1. Tan A

If sin A/2 = -12/13

Find Tan A.

I'm really clueless here. The A/2 made it complicated for me that I couldn't get sin A. Help please.

2. Originally Posted by reiward
If sin A/2 = -12/13

Find Tan A.

I'm really clueless here. The A/2 made it complicated for me that I couldn't get sin A. Help please.
HI

$\displaystyle \tan A=\frac{2\tan \frac{A}{2}}{1-\tan^2 \frac{A}{2}}$

$\displaystyle =\frac{2(\frac{\sin \frac{A}{2}}{\cos \frac{A}{2}})}{1-(\frac{\sin \frac{A}{2}}{\cos \frac{A}{2}})^2}$

3. Originally Posted by reiward
If sin A/2 = -12/13

Find Tan A.

I'm really clueless here. The A/2 made it complicated for me that I couldn't get sin A. Help please.
Since sin is negative, so it can be in quadrant 3 and 4 . Are you sure that the question did not mention bout cos A/2 or tan A/2 ? Or else you would get 2 different answers for tan A .

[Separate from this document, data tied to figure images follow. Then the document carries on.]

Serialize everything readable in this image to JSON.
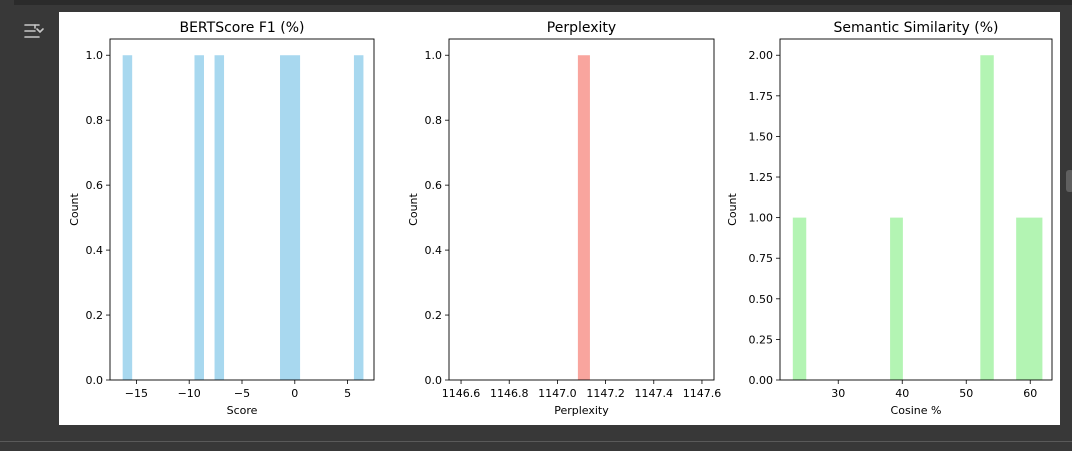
{
  "toolbar": {
    "icon": "output-settings-icon"
  },
  "chart_data": [
    {
      "type": "bar",
      "title": "BERTScore F1 (%)",
      "xlabel": "Score",
      "ylabel": "Count",
      "xlim": [
        -17.5,
        7.5
      ],
      "ylim": [
        0,
        1.05
      ],
      "color": "#a8d8ef",
      "xticks": [
        -15,
        -10,
        -5,
        0,
        5
      ],
      "xtick_labels": [
        "−15",
        "−10",
        "−5",
        "0",
        "5"
      ],
      "yticks": [
        0,
        0.2,
        0.4,
        0.6,
        0.8,
        1.0
      ],
      "ytick_labels": [
        "0.0",
        "0.2",
        "0.4",
        "0.6",
        "0.8",
        "1.0"
      ],
      "bins": [
        {
          "x0": -16.3,
          "x1": -15.4,
          "count": 1
        },
        {
          "x0": -9.5,
          "x1": -8.6,
          "count": 1
        },
        {
          "x0": -7.6,
          "x1": -6.7,
          "count": 1
        },
        {
          "x0": -1.4,
          "x1": 0.5,
          "count": 1
        },
        {
          "x0": 5.6,
          "x1": 6.5,
          "count": 1
        }
      ]
    },
    {
      "type": "bar",
      "title": "Perplexity",
      "xlabel": "Perplexity",
      "ylabel": "Count",
      "xlim": [
        1146.55,
        1147.65
      ],
      "ylim": [
        0,
        1.05
      ],
      "color": "#f9a59e",
      "xticks": [
        1146.6,
        1146.8,
        1147.0,
        1147.2,
        1147.4,
        1147.6
      ],
      "xtick_labels": [
        "1146.6",
        "1146.8",
        "1147.0",
        "1147.2",
        "1147.4",
        "1147.6"
      ],
      "yticks": [
        0,
        0.2,
        0.4,
        0.6,
        0.8,
        1.0
      ],
      "ytick_labels": [
        "0.0",
        "0.2",
        "0.4",
        "0.6",
        "0.8",
        "1.0"
      ],
      "bins": [
        {
          "x0": 1147.085,
          "x1": 1147.135,
          "count": 1
        }
      ]
    },
    {
      "type": "bar",
      "title": "Semantic Similarity (%)",
      "xlabel": "Cosine %",
      "ylabel": "Count",
      "xlim": [
        20.9,
        63.4
      ],
      "ylim": [
        0,
        2.1
      ],
      "color": "#b3f4b3",
      "xticks": [
        30,
        40,
        50,
        60
      ],
      "xtick_labels": [
        "30",
        "40",
        "50",
        "60"
      ],
      "yticks": [
        0,
        0.25,
        0.5,
        0.75,
        1.0,
        1.25,
        1.5,
        1.75,
        2.0
      ],
      "ytick_labels": [
        "0.00",
        "0.25",
        "0.50",
        "0.75",
        "1.00",
        "1.25",
        "1.50",
        "1.75",
        "2.00"
      ],
      "bins": [
        {
          "x0": 22.9,
          "x1": 25.0,
          "count": 1
        },
        {
          "x0": 38.1,
          "x1": 40.1,
          "count": 1
        },
        {
          "x0": 52.2,
          "x1": 54.3,
          "count": 2
        },
        {
          "x0": 57.8,
          "x1": 61.9,
          "count": 1
        }
      ]
    }
  ]
}
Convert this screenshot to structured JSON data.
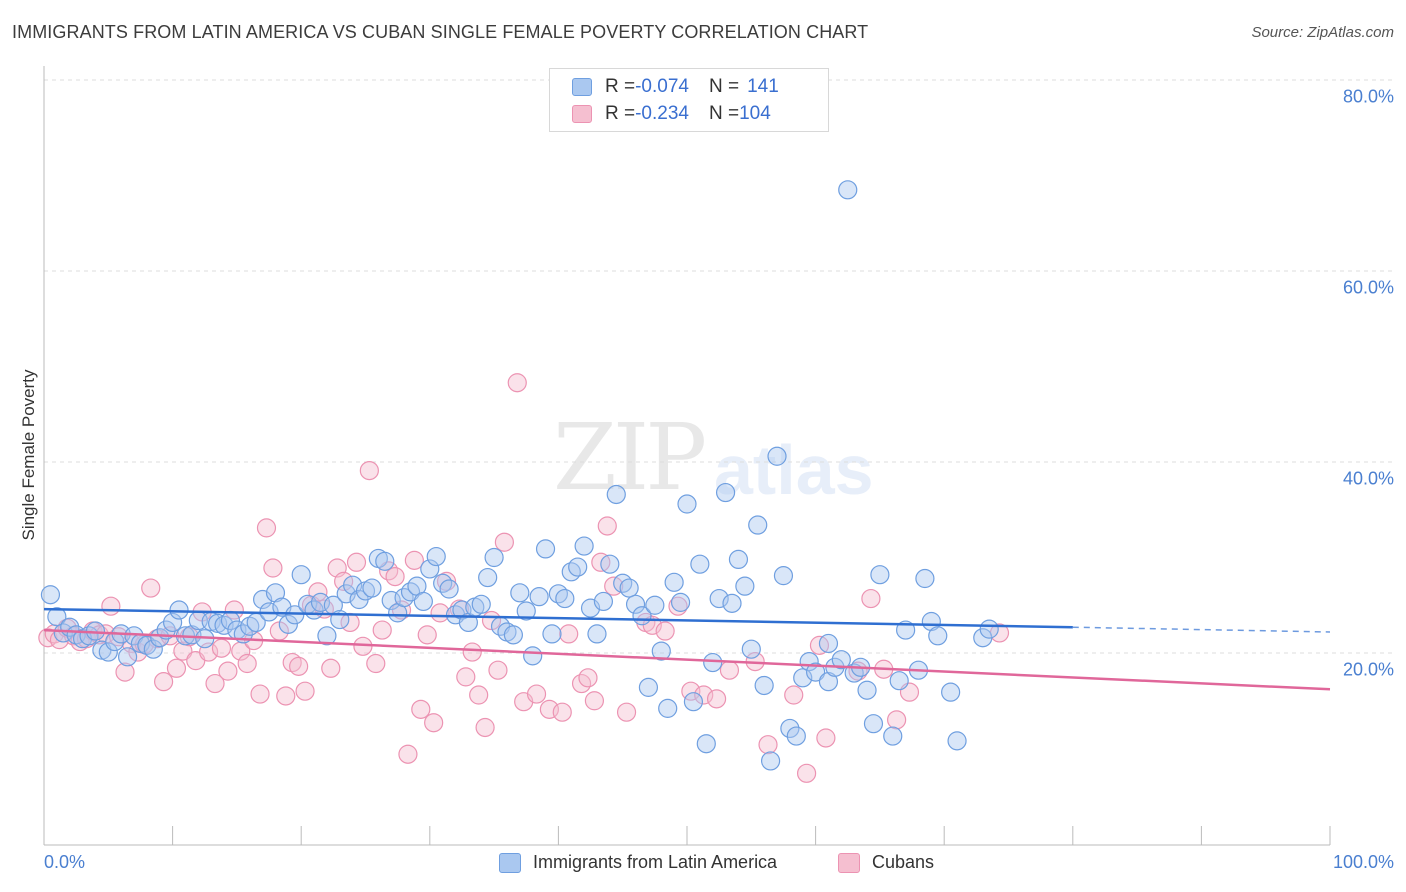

Since sin is negative, so it can be in quadrant 3 and 4 . Are you sure that the question did not mention bout cos A/2 or tan A/2 ? Or else you would get 2 different answers for tan A .
Oh, it mentioned that A/2 is a negative obtuse angle. So third quadrant?

Uhm, why did you use Tan 2A identities

5. Originally Posted by reiward
Oh, it mentioned that A/2 is a negative obtuse angle. So third quadrant?

Uhm, why did you use Tan 2A identities
Because it wouldn't lead me to the answer . I used the half angles identities instead .

Yes , A/2 would be in the 3rd quadrant .

so sin A/2 = .... and cos A/2 = .. , then substitute into the identity i gave you just now .